I also don't think it is entirely accurate to say that supply is in-elastic. Production of bitcoins is constant but the number of bitcoins that miners are willing to sell can and does adjust according to price.
Mining is still profitable and that is why difficulty is rising again. The price will continue to decline for some time to come.
Bitcoin already includes some damping measures: eg difficulty retarget is capped at 4x up or 4x down.
This is another hypothetical damping measure, depending on the parameters. You could eg split the retargetting 50:50 (geometrically) between reward and difficulty.
As such that doesnt affect miners as the net-effect is the same: lets say difficulty was about to go up by the maximum 4x, then geometric mean is 2x difficulty and 1/2 supply. To a miner its net neutral if they get 6.25 coins at difficult 1 trillion vs vs 12.5 coins at difficulty 2 trillion. However it adjusts the supply reactive to rapid difficulty adjustments which damps price swings (volatility).
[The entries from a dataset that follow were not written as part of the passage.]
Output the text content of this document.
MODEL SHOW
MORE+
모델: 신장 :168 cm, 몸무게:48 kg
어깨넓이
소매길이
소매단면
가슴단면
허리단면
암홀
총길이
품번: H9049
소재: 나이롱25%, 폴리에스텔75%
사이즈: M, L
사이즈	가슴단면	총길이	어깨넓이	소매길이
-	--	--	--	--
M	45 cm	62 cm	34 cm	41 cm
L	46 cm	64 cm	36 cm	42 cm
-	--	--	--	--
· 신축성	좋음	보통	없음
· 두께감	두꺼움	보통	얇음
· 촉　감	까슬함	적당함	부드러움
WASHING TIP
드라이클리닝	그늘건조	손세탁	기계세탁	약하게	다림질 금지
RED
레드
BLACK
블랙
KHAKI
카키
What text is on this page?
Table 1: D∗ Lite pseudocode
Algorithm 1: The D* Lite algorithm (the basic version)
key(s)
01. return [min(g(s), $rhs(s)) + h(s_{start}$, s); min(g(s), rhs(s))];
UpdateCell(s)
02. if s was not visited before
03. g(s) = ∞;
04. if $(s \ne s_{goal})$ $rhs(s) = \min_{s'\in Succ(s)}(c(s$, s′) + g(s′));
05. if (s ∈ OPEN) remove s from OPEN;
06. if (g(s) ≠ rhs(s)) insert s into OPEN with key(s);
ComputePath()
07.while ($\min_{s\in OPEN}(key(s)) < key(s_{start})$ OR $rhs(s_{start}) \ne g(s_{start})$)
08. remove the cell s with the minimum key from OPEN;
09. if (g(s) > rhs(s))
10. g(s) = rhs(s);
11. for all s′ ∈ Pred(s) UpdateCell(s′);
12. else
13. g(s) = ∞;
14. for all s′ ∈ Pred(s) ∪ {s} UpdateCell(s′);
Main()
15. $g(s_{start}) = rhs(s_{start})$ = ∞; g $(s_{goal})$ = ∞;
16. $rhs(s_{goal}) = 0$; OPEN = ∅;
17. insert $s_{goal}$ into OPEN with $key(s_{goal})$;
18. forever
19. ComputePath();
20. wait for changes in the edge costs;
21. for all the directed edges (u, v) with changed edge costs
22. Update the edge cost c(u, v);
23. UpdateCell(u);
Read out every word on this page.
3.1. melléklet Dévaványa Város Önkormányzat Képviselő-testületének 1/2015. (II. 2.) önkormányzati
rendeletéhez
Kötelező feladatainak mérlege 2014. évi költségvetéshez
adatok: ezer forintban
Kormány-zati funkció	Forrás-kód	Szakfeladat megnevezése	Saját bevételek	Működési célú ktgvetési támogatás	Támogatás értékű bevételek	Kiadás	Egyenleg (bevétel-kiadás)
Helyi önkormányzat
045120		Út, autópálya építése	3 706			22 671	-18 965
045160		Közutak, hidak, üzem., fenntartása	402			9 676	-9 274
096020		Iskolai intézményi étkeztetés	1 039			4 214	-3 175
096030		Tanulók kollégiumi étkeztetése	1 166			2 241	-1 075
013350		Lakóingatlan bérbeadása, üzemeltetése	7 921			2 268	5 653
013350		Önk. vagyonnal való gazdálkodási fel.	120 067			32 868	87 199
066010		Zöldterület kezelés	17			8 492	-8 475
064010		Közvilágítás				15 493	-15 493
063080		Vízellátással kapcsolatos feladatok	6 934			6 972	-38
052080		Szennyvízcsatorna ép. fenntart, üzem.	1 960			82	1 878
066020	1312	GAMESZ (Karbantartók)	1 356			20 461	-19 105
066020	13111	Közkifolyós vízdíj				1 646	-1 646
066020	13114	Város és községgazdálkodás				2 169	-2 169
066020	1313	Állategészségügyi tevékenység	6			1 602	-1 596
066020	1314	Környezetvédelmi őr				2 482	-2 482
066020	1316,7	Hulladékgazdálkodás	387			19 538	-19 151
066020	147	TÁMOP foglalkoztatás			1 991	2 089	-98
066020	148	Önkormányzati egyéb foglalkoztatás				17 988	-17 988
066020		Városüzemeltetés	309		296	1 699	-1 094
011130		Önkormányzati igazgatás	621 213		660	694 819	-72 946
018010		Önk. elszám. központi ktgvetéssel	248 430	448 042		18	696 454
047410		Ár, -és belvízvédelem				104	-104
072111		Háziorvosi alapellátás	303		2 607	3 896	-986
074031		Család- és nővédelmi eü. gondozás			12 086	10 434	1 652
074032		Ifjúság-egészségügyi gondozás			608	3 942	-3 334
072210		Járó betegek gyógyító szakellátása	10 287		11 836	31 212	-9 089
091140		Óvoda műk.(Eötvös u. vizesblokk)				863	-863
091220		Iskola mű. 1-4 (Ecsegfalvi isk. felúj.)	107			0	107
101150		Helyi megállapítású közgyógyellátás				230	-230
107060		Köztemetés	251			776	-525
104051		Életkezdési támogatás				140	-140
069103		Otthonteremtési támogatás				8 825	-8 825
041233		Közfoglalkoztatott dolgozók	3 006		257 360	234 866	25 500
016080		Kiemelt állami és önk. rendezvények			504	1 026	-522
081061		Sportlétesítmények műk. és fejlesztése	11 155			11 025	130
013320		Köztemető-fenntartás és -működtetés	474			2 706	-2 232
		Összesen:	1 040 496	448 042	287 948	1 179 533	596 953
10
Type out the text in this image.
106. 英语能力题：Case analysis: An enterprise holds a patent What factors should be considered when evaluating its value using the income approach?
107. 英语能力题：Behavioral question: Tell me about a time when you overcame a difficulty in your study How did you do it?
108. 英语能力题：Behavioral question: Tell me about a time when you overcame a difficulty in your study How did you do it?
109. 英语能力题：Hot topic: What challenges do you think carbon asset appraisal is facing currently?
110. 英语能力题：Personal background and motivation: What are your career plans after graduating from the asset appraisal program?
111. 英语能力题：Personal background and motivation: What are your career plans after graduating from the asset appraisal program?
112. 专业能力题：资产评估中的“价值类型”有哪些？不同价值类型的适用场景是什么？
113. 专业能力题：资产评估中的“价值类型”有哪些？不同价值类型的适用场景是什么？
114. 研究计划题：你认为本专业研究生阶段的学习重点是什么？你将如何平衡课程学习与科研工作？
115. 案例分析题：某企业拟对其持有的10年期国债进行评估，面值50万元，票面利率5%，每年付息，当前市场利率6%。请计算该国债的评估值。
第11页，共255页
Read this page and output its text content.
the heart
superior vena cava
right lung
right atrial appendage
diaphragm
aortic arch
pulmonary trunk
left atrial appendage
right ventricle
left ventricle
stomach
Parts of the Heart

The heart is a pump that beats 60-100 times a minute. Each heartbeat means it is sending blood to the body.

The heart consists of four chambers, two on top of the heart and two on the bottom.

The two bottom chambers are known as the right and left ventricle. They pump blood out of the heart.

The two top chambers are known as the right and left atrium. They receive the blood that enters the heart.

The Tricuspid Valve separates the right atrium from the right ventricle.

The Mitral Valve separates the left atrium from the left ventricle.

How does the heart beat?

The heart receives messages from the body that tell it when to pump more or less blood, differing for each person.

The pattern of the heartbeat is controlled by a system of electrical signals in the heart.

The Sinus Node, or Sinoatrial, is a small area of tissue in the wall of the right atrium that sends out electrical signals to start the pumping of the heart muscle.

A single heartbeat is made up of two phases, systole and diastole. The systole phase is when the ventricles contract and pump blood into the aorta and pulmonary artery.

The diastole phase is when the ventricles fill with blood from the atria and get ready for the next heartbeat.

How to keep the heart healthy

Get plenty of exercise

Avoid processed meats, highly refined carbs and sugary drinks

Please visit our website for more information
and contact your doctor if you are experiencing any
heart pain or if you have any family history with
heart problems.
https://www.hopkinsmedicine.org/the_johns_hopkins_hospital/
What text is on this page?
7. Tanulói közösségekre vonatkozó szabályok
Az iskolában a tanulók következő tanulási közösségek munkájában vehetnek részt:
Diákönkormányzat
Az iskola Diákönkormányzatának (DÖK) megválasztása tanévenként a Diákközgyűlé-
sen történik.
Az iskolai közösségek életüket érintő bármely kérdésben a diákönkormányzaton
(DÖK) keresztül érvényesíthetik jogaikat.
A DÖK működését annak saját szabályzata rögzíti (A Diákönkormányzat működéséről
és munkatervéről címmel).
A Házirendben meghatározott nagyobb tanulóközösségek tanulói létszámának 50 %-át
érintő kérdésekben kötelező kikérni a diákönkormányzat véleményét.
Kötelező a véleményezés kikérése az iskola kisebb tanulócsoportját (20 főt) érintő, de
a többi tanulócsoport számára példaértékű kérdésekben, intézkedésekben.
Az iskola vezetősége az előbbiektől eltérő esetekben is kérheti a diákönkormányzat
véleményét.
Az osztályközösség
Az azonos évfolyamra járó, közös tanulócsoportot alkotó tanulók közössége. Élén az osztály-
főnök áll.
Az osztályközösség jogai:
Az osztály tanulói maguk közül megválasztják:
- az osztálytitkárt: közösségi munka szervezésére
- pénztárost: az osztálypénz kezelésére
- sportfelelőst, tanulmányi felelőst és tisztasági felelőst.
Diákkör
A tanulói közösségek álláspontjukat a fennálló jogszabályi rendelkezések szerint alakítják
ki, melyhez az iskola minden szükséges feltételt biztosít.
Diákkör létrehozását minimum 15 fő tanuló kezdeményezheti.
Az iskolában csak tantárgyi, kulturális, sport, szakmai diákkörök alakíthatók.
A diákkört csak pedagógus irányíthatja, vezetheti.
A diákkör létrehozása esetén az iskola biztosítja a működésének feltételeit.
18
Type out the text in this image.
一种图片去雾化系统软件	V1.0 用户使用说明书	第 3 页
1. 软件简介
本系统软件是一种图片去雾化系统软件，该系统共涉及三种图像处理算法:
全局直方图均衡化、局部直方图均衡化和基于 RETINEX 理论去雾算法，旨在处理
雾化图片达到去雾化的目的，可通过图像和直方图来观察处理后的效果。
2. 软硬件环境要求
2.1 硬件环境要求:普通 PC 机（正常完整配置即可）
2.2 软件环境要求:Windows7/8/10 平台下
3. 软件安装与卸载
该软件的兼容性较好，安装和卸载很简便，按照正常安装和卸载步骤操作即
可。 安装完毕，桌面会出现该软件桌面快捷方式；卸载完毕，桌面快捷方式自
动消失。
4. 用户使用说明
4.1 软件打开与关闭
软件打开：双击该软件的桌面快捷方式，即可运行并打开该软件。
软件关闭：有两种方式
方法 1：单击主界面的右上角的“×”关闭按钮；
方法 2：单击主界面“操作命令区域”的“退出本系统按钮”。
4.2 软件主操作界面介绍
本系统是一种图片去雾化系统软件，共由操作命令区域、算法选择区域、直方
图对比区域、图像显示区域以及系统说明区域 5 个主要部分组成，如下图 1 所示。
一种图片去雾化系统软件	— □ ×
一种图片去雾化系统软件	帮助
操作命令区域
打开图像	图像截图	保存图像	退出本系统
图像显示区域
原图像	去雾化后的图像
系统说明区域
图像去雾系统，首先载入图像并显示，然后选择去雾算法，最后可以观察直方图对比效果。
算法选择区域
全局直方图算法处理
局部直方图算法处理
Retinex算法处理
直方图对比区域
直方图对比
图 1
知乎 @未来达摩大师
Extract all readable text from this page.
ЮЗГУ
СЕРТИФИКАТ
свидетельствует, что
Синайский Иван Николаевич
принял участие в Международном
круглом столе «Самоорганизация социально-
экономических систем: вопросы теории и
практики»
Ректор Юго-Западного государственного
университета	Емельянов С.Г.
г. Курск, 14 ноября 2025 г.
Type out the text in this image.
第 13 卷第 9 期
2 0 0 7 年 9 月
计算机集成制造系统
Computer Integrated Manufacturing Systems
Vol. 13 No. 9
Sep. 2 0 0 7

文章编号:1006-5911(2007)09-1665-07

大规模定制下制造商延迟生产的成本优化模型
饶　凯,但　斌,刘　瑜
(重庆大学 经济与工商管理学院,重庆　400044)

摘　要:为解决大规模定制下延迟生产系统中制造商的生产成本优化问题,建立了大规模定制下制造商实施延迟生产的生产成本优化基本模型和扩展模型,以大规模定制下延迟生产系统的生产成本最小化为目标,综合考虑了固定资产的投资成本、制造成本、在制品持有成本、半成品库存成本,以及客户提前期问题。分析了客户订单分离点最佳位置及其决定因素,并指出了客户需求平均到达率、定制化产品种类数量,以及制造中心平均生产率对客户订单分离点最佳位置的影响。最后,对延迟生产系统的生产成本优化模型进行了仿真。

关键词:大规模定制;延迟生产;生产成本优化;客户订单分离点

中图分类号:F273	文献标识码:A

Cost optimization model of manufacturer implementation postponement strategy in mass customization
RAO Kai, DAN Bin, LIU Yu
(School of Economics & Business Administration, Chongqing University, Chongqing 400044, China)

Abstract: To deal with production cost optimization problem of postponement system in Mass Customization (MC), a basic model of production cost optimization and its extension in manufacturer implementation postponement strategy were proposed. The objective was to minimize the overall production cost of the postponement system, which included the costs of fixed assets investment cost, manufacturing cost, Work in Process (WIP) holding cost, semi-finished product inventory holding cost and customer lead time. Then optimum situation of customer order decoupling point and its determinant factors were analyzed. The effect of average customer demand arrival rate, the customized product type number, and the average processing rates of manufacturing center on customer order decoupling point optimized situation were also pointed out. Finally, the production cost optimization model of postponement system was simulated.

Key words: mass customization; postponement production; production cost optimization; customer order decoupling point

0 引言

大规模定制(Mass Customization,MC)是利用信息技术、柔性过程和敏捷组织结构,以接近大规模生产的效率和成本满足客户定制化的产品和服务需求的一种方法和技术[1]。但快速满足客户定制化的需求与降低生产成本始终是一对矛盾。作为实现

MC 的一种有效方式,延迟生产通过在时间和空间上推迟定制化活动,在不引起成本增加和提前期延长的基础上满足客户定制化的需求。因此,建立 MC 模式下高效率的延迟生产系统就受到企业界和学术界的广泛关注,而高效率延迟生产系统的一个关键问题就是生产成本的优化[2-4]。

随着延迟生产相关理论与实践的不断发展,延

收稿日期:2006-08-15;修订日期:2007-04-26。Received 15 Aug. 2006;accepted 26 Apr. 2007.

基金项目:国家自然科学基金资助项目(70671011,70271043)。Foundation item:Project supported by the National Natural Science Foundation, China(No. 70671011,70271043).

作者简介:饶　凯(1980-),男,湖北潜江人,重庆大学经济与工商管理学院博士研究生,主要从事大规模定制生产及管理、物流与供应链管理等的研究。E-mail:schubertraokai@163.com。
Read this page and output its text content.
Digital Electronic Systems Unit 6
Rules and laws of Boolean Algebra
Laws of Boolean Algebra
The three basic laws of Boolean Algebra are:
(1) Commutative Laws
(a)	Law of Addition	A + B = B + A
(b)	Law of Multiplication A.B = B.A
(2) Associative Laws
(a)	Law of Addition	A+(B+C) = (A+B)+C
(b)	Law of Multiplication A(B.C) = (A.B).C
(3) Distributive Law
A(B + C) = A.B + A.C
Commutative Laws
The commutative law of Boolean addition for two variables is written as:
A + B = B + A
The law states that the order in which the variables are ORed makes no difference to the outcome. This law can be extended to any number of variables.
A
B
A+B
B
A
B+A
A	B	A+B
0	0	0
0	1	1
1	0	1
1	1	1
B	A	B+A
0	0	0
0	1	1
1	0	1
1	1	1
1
And that is good for miners if miners like predictability.
As it is bitcoin mining is a kind of derivative on bitcoin price: its sort of slim-to-mildly profitable for the various efficiency operators, so there is a sort of keep the mine operating maintenance mode, and then if bitcoin price spikes by 2x and sustains, then it takes a three months for new equipment to be produced. Old equipment could be turned back on if the price change makes it break-even again, and longer term that could be a good thing for stability, but currently moore's law catchup is too fast so that old equipment becomes quite obsolete within a year perhaps.
(And bitcoin-mining with a few asics has so far is looking like a small loss making for me and probably many other hobby miners due to electrical cost and my lack of economies of scale).